WojciechMula / pyahocorasick

Python module (C extension and plain python) implementing Aho-Corasick algorithm
BSD 3-Clause "New" or "Revised" License
948 stars 125 forks source link

memory leak #81

Closed richardhundt closed 1 year ago

richardhundt commented 6 years ago

Version: 1.1.7 Python 3.6

Hi, I'm seeing a pretty drastic memory leak using A.keys(...) only. Is this expected?

I'm doing the following:

A = ahocorasick.Automaton()
for doc in my_data:
    A.add_word(doc['my_field'], doc)

for s in my_strings:
    keys = list(A.keys(s))
    print(keys)

That's it. My data sets are pretty large, but I obviously know when I'm in the second loop, and memory keeps growing without bound.

WojciechMula commented 6 years ago

@richardhundt Thank you for reporting this.

WojciechMula commented 6 years ago

@richardhundt Again, thank you very much for the report and sorry for inconvenience. Hopefully, I fixed the leak (TBH, embarrassing bug). If you like, you may try the code directly from the master. Or wait until tomorrow (well, today's evening), I'll prepare a new release.

WojciechMula commented 6 years ago

Better wait for the new release, a build failed.

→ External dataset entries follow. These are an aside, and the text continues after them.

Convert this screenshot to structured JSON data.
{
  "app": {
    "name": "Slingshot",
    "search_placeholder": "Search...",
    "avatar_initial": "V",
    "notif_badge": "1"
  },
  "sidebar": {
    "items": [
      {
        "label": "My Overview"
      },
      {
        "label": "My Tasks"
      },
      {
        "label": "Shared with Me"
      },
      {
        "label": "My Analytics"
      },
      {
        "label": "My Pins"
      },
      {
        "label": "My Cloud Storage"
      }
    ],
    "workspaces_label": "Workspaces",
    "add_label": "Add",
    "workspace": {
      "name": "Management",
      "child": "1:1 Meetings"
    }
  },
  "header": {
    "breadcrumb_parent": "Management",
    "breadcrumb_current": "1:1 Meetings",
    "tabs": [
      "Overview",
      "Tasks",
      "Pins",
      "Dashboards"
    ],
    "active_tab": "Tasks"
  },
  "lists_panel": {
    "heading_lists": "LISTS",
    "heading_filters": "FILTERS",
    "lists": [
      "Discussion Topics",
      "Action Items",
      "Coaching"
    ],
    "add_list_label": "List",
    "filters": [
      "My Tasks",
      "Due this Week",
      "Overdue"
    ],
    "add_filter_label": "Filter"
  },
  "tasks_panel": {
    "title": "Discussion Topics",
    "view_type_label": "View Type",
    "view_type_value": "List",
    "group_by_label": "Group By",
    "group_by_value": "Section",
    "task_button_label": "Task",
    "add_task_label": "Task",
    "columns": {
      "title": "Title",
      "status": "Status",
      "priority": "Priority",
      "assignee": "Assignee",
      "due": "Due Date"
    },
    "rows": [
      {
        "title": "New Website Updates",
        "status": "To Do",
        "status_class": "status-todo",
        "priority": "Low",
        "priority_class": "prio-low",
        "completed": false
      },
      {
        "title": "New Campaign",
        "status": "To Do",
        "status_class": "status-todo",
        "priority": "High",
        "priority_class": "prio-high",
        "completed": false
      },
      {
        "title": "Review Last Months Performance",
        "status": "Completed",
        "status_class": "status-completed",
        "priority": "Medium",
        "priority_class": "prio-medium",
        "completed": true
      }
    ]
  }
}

WojciechMula commented 6 years ago

OK, version 1.1.8 was released. @richardhundt please verify, if you can.

richardhundt commented 6 years ago

works perfectly now, thank you!

EdenAzulay commented 4 years ago

Hi, i'm sorry for opening such an old issue, but i'm currently experiencing the same issue. I'm using version 1.4.0 now and getting small steady memory leaks (after debugging with tracemalloc) on:

A = ahocorasick.Automaton() MyList = [...] for x in MyList: A.add_word(y, (y, z))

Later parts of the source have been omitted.